Home prices decline in 70% of major markets in 2010.
2010 marked another year of price declines across much of the U.S. as prices faced significant downward pressure with the national unemployment rate staying above 9.5 percent and REO saturation holding above 22 percent throughout the year.
- Rapid and severe declines subsiding, as only eight major markets experienced double digit price declines in 2010.
- Seix of the 15 major markets that managed price gains were in California (Riverside, San Diego, Los Angeles, San Jose, San Francisco, and Fresno).
- Year characterized by record volatility, with quarterly prices changes of -4.3% (Q1), +5.8% (Q2), -1.6% (Q3), -3.9% (Q4) through the last four rolling quarters.

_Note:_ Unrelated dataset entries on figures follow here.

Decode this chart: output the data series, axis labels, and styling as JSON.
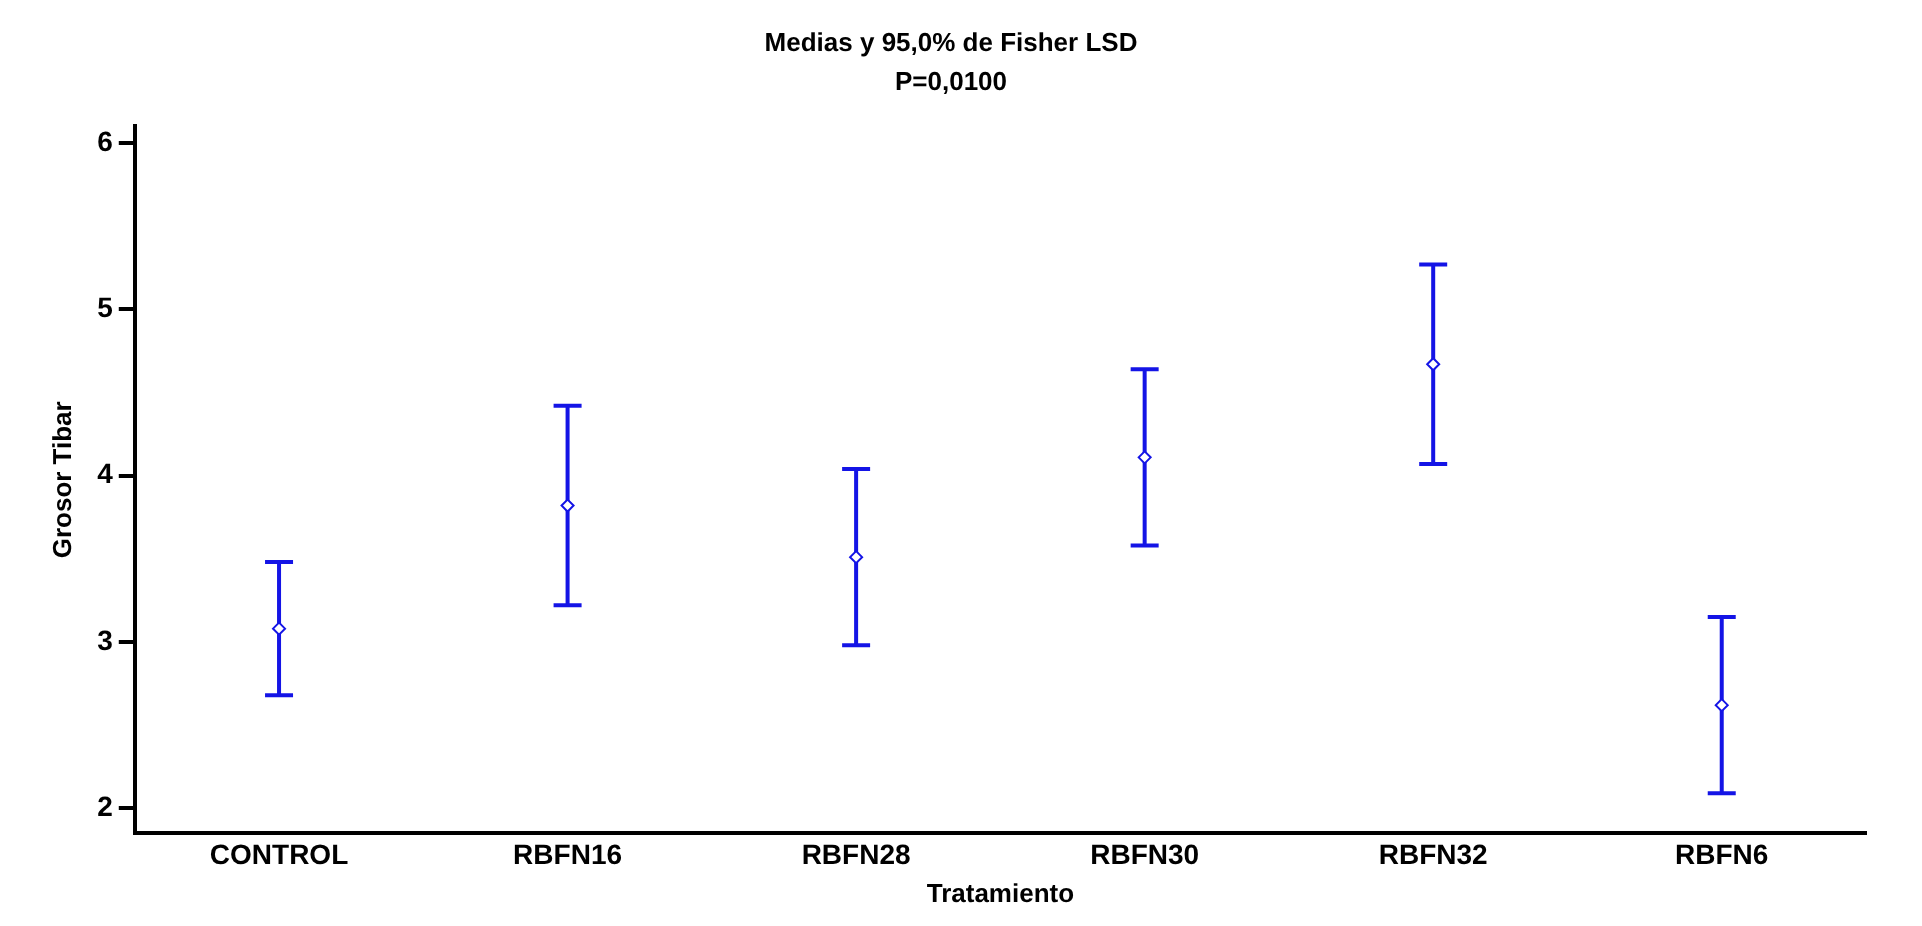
{
  "chart_data": {
    "type": "scatter",
    "title": "Medias y 95,0% de Fisher LSD",
    "subtitle": "P=0,0100",
    "xlabel": "Tratamiento",
    "ylabel": "Grosor Tibar",
    "categories": [
      "CONTROL",
      "RBFN16",
      "RBFN28",
      "RBFN30",
      "RBFN32",
      "RBFN6"
    ],
    "series": [
      {
        "color": "#1414e6",
        "values": [
          3.08,
          3.82,
          3.51,
          4.11,
          4.67,
          2.62
        ],
        "errors": [
          0.4,
          0.6,
          0.53,
          0.53,
          0.6,
          0.53
        ]
      }
    ],
    "ylim": [
      1.85,
      6.1
    ],
    "yticks": [
      2,
      3,
      4,
      5,
      6
    ],
    "grid": false,
    "legend": false,
    "marker": "diamond"
  }
}
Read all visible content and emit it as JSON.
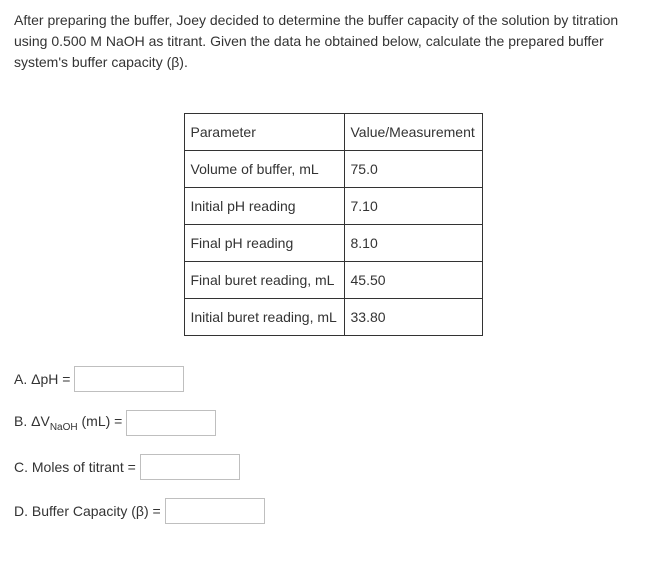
{
  "intro": "After preparing the buffer, Joey decided to determine the buffer capacity of the solution by titration using 0.500 M NaOH as titrant. Given the data he obtained below, calculate the prepared buffer system's buffer capacity (β).",
  "table": {
    "header": {
      "param": "Parameter",
      "value": "Value/Measurement"
    },
    "rows": [
      {
        "param": "Volume of buffer, mL",
        "value": "75.0"
      },
      {
        "param": "Initial pH reading",
        "value": "7.10"
      },
      {
        "param": "Final pH reading",
        "value": "8.10"
      },
      {
        "param": "Final buret reading, mL",
        "value": "45.50"
      },
      {
        "param": "Initial buret reading, mL",
        "value": "33.80"
      }
    ]
  },
  "answers": {
    "a": {
      "label": "A. ΔpH ="
    },
    "b": {
      "prefix": "B. ΔV",
      "sub": "NaOH",
      "suffix": " (mL) ="
    },
    "c": {
      "label": "C. Moles of titrant ="
    },
    "d": {
      "label": "D. Buffer Capacity (β) ="
    }
  }
}
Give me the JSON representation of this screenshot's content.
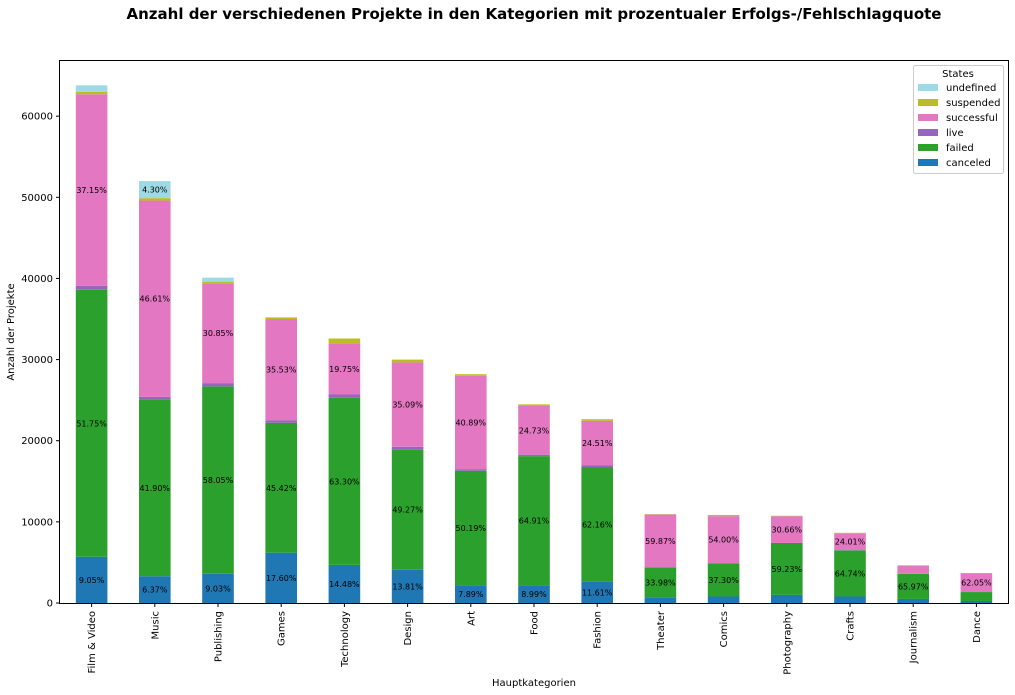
{
  "chart_data": {
    "type": "bar",
    "stacked": true,
    "title": "Anzahl der verschiedenen Projekte in den Kategorien mit prozentualer Erfolgs-/Fehlschlagquote",
    "xlabel": "Hauptkategorien",
    "ylabel": "Anzahl der Projekte",
    "ylim": [
      0,
      66800
    ],
    "yticks": [
      0,
      10000,
      20000,
      30000,
      40000,
      50000,
      60000
    ],
    "ytick_labels": [
      "0",
      "10000",
      "20000",
      "30000",
      "40000",
      "50000",
      "60000"
    ],
    "grid": false,
    "legend_title": "States",
    "legend_position": "top-right",
    "categories": [
      "Film & Video",
      "Music",
      "Publishing",
      "Games",
      "Technology",
      "Design",
      "Art",
      "Food",
      "Fashion",
      "Theater",
      "Comics",
      "Photography",
      "Crafts",
      "Journalism",
      "Dance"
    ],
    "series": [
      {
        "name": "canceled",
        "color": "#1f77b4",
        "values": [
          5700,
          3300,
          3600,
          6200,
          4700,
          4100,
          2200,
          2200,
          2600,
          700,
          800,
          1000,
          800,
          500,
          250
        ],
        "labels": [
          "9.05%",
          "6.37%",
          "9.03%",
          "17.60%",
          "14.48%",
          "13.81%",
          "7.89%",
          "8.99%",
          "11.61%",
          "",
          "",
          "",
          "",
          "",
          ""
        ]
      },
      {
        "name": "failed",
        "color": "#2ca02c",
        "values": [
          32900,
          21800,
          23100,
          16000,
          20600,
          14800,
          14100,
          15900,
          14100,
          3700,
          4100,
          6400,
          5700,
          3100,
          1100
        ],
        "labels": [
          "51.75%",
          "41.90%",
          "58.05%",
          "45.42%",
          "63.30%",
          "49.27%",
          "50.19%",
          "64.91%",
          "62.16%",
          "33.98%",
          "37.30%",
          "59.23%",
          "64.74%",
          "65.97%",
          ""
        ]
      },
      {
        "name": "live",
        "color": "#9467bd",
        "values": [
          500,
          300,
          400,
          300,
          400,
          350,
          200,
          180,
          250,
          0,
          0,
          0,
          0,
          0,
          0
        ],
        "labels": [
          "",
          "",
          "",
          "",
          "",
          "",
          "",
          "",
          "",
          "",
          "",
          "",
          "",
          "",
          ""
        ]
      },
      {
        "name": "successful",
        "color": "#e377c2",
        "values": [
          23600,
          24200,
          12300,
          12500,
          6300,
          10400,
          11500,
          6000,
          5500,
          6500,
          5800,
          3300,
          2100,
          1000,
          2300
        ],
        "labels": [
          "37.15%",
          "46.61%",
          "30.85%",
          "35.53%",
          "19.75%",
          "35.09%",
          "40.89%",
          "24.73%",
          "24.51%",
          "59.87%",
          "54.00%",
          "30.66%",
          "24.01%",
          "",
          "62.05%"
        ]
      },
      {
        "name": "suspended",
        "color": "#bcbd22",
        "values": [
          300,
          300,
          200,
          200,
          600,
          350,
          200,
          200,
          200,
          50,
          150,
          50,
          50,
          50,
          50
        ],
        "labels": [
          "",
          "",
          "",
          "",
          "",
          "",
          "",
          "",
          "",
          "",
          "",
          "",
          "",
          "",
          ""
        ]
      },
      {
        "name": "undefined",
        "color": "#9edae5",
        "values": [
          800,
          2100,
          500,
          0,
          0,
          0,
          0,
          0,
          0,
          0,
          0,
          0,
          0,
          0,
          0
        ],
        "labels": [
          "",
          "4.30%",
          "",
          "",
          "",
          "",
          "",
          "",
          "",
          "",
          "",
          "",
          "",
          "",
          ""
        ]
      }
    ]
  }
}
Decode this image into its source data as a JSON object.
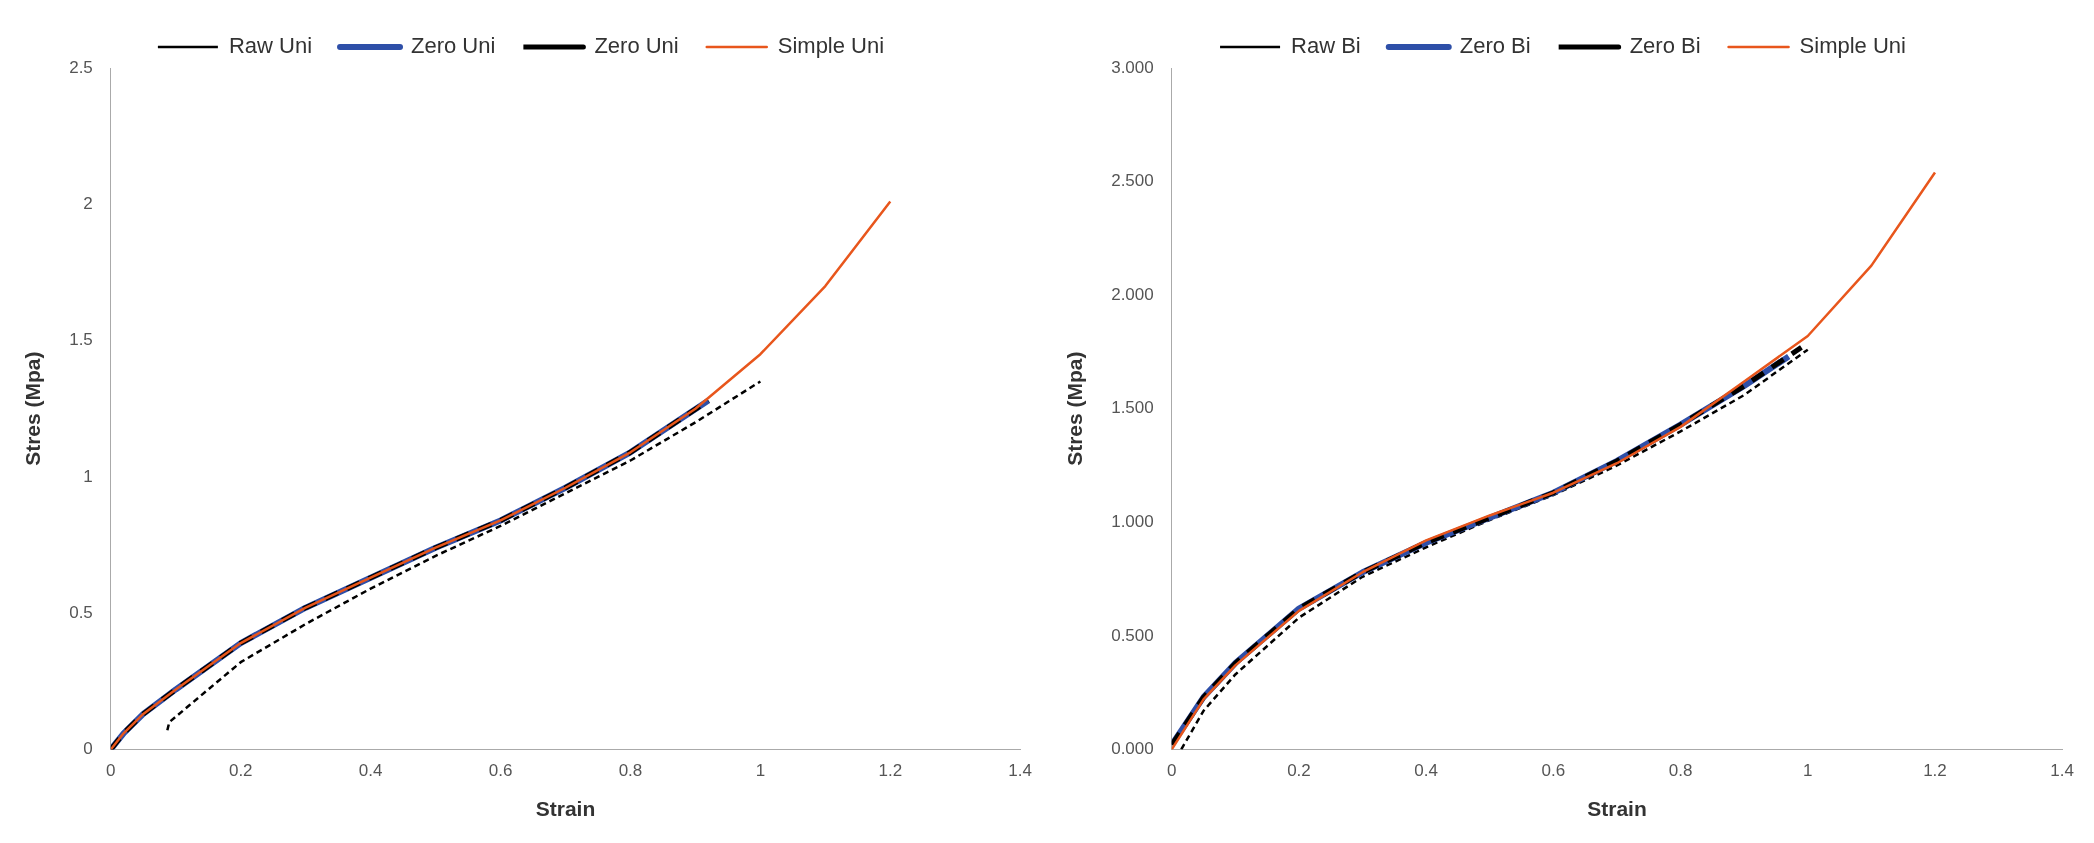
{
  "chart_data": [
    {
      "type": "line",
      "xlabel": "Strain",
      "ylabel": "Stres (Mpa)",
      "xlim": [
        0,
        1.4
      ],
      "xticks": [
        0,
        0.2,
        0.4,
        0.6,
        0.8,
        1,
        1.2,
        1.4
      ],
      "ylim": [
        0,
        2.5
      ],
      "yticks": [
        0,
        0.5,
        1,
        1.5,
        2,
        2.5
      ],
      "grid": false,
      "legend": "top",
      "marker": "none",
      "series": [
        {
          "name": "Raw Uni",
          "color": "#000000",
          "line_style": "dotted",
          "x": [
            0.087,
            0.09,
            0.12,
            0.2,
            0.3,
            0.4,
            0.5,
            0.6,
            0.7,
            0.8,
            0.9,
            1.0
          ],
          "values": [
            0.07,
            0.1,
            0.16,
            0.32,
            0.46,
            0.59,
            0.71,
            0.82,
            0.94,
            1.06,
            1.2,
            1.35
          ]
        },
        {
          "name": "Zero Uni",
          "color": "#2e4fa8",
          "line_style": "solid",
          "x": [
            0,
            0.02,
            0.05,
            0.1,
            0.2,
            0.3,
            0.4,
            0.5,
            0.6,
            0.7,
            0.8,
            0.92
          ],
          "values": [
            0,
            0.06,
            0.13,
            0.22,
            0.39,
            0.52,
            0.63,
            0.74,
            0.84,
            0.96,
            1.09,
            1.28
          ]
        },
        {
          "name": "Zero Uni",
          "color": "#000000",
          "line_style": "dashed",
          "x": [
            0,
            0.02,
            0.05,
            0.1,
            0.2,
            0.3,
            0.4,
            0.5,
            0.6,
            0.7,
            0.8,
            0.92
          ],
          "values": [
            0,
            0.06,
            0.13,
            0.22,
            0.39,
            0.52,
            0.63,
            0.74,
            0.84,
            0.96,
            1.09,
            1.28
          ]
        },
        {
          "name": "Simple Uni",
          "color": "#e8561c",
          "line_style": "solid",
          "x": [
            0,
            0.02,
            0.05,
            0.1,
            0.2,
            0.3,
            0.4,
            0.5,
            0.6,
            0.7,
            0.8,
            0.9,
            1.0,
            1.1,
            1.2
          ],
          "values": [
            0,
            0.06,
            0.13,
            0.22,
            0.39,
            0.52,
            0.63,
            0.74,
            0.84,
            0.96,
            1.09,
            1.25,
            1.45,
            1.7,
            2.01
          ]
        }
      ]
    },
    {
      "type": "line",
      "xlabel": "Strain",
      "ylabel": "Stres (Mpa)",
      "xlim": [
        0,
        1.4
      ],
      "xticks": [
        0,
        0.2,
        0.4,
        0.6,
        0.8,
        1,
        1.2,
        1.4
      ],
      "ylim": [
        0,
        3
      ],
      "yticks": [
        {
          "value": 0,
          "label": "0.000"
        },
        {
          "value": 0.5,
          "label": "0.500"
        },
        {
          "value": 1,
          "label": "1.000"
        },
        {
          "value": 1.5,
          "label": "1.500"
        },
        {
          "value": 2,
          "label": "2.000"
        },
        {
          "value": 2.5,
          "label": "2.500"
        },
        {
          "value": 3,
          "label": "3.000"
        }
      ],
      "grid": false,
      "legend": "top",
      "marker": "none",
      "series": [
        {
          "name": "Raw Bi",
          "color": "#000000",
          "line_style": "dotted",
          "x": [
            0.015,
            0.05,
            0.1,
            0.2,
            0.3,
            0.4,
            0.5,
            0.6,
            0.7,
            0.8,
            0.9,
            1.0
          ],
          "values": [
            0,
            0.17,
            0.33,
            0.58,
            0.76,
            0.89,
            1.01,
            1.12,
            1.25,
            1.4,
            1.56,
            1.76
          ]
        },
        {
          "name": "Zero Bi",
          "color": "#2e4fa8",
          "line_style": "solid",
          "x": [
            0,
            0.05,
            0.1,
            0.2,
            0.3,
            0.4,
            0.5,
            0.6,
            0.7,
            0.8,
            0.9,
            0.97
          ],
          "values": [
            0.02,
            0.23,
            0.38,
            0.62,
            0.78,
            0.91,
            1.02,
            1.13,
            1.27,
            1.43,
            1.6,
            1.73
          ]
        },
        {
          "name": "Zero Bi",
          "color": "#000000",
          "line_style": "dashed",
          "x": [
            0,
            0.05,
            0.1,
            0.2,
            0.3,
            0.4,
            0.5,
            0.6,
            0.7,
            0.8,
            0.9,
            0.99
          ],
          "values": [
            0.02,
            0.23,
            0.38,
            0.62,
            0.78,
            0.91,
            1.02,
            1.13,
            1.27,
            1.43,
            1.6,
            1.77
          ]
        },
        {
          "name": "Simple Uni",
          "color": "#e8561c",
          "line_style": "solid",
          "x": [
            0,
            0.05,
            0.1,
            0.2,
            0.3,
            0.4,
            0.5,
            0.6,
            0.7,
            0.8,
            0.9,
            1.0,
            1.1,
            1.2
          ],
          "values": [
            0,
            0.22,
            0.37,
            0.61,
            0.78,
            0.92,
            1.03,
            1.13,
            1.26,
            1.42,
            1.62,
            1.82,
            2.13,
            2.54
          ]
        }
      ]
    }
  ]
}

In 2010, uncharacteristic volatility occured in home prices within relatively short time intervals. Of the top 50 major markets, 38 saw price swings of more than six percent at some point last year, driven in large part by the extension of the federal hom buyer tax credit. Conversely, from the middle of 2002 through mid 2009 national prices only changed direction once and at no point were there quarterly price swings from negative to positive gans of more than one percent in consecutive quarters. At the beginning of 2010, however, national prices saw a 10.1 percent price swing from price declines to price growth. As the effects of the tax credit wore off, national prices reversed this pattern during the latter half of 2010, posting a 7.4 percent swing into negative territory for conservative quarters.